Sebastian Bunney sits down with Cedric, the host of the Bitcoin Matrix podcast to discuss:
- How Bitcoin represents a threat to the United States dollar and its global hegemony backed by endless war
- What Saddam Hussein, Hugo Chavez, Muammar Gaddafi and Bitcoin may have in common
- Economic hitmen, jackals, the U.S. military and behind the altruistic curtain
- Why does the Federal Reserve target inflation?
- What do the military and counter-terrorism have to do with protecting the inflation narrative?
- How come bitcoin sees such strong opposition from certain individuals within the government?
- Is unemployment such a bad thing?
- What are the effects of inflation?
- Why someone would ever lend money at interest rates below that of inflation?
- Where does Bitcoin stand in all of this?
so because the dollar is a reserve currency, the U.S. has been able to increase its money supply to target growth because the devaluation pressure is split among a large number of entities outside the U.S. as well.
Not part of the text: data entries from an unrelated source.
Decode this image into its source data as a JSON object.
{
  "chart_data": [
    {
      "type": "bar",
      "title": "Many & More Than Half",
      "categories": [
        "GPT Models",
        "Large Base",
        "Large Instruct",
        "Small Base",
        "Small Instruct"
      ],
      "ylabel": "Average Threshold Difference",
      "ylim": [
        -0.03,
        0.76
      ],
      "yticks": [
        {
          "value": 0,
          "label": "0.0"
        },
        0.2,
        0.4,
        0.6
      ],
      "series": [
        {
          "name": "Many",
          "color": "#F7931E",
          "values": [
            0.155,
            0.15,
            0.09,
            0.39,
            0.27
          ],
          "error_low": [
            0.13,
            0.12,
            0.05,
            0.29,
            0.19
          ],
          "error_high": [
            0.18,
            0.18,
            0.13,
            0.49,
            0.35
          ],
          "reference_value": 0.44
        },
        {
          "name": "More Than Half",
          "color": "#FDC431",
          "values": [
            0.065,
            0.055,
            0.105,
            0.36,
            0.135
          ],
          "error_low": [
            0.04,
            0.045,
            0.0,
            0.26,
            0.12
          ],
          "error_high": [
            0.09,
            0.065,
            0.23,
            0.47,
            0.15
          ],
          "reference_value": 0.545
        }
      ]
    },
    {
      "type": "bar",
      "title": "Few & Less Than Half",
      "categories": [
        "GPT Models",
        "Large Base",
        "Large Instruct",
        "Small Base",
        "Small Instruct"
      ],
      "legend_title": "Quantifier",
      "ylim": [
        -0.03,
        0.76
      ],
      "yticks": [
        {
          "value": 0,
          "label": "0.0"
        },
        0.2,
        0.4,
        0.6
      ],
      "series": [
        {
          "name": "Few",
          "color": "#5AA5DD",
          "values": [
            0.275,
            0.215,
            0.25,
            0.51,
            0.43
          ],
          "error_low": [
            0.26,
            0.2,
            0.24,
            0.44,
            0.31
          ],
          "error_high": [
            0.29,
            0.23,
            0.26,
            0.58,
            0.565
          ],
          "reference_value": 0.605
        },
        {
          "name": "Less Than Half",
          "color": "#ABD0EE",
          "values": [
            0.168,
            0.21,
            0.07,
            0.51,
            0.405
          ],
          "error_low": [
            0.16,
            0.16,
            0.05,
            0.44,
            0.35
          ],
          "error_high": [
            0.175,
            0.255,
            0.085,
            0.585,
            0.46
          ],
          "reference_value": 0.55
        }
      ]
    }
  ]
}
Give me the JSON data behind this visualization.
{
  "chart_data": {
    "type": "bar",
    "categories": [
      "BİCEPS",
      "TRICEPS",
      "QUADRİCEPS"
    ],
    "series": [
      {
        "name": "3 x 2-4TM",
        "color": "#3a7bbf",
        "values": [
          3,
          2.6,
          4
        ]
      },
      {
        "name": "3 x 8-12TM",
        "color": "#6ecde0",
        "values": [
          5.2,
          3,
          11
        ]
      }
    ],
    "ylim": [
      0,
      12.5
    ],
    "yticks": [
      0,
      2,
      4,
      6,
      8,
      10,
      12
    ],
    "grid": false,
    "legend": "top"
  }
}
Is that a correct statement?
Hey Sahil,
I would rephrase it slightly and say that all countries seem to want to target growth. However, how they go about achieving that growth is a different story. The US benefits from being the world reserve currency as it can, as you say, “increase its money supply to target growth because the devaluation pressure is split among a large number of entities outside the U.S.”
This is an immense benefit to the US as its currency is propped up due to other countries’ reliance on the USD for trade. This reliance/demand is why even throughout all this expansion in the money supply we haven’t seen a major decline in the purchasing power of the USD.
thank you, that makes a lot of sense, so is that also a reason why the U.S wouldn’t want to increase interest rates coz if it does so then the cost of borrowing dollar would be high, and it wouldn’t be a reserve currency anymore.
I’d say that they are conscious of raising interest rates as:
1. Raising rates tends to strengthen the dollar which causes global economic pain
2. Raising rates makes the US less favourable and as it stands the US has run a deficit in 19 of the last 21 years which means it is reliant on debt in order to function.
So yes in a way they are conscious of interest rates as raising them too high could make the USD unfavourable in addition to causing major economic pain.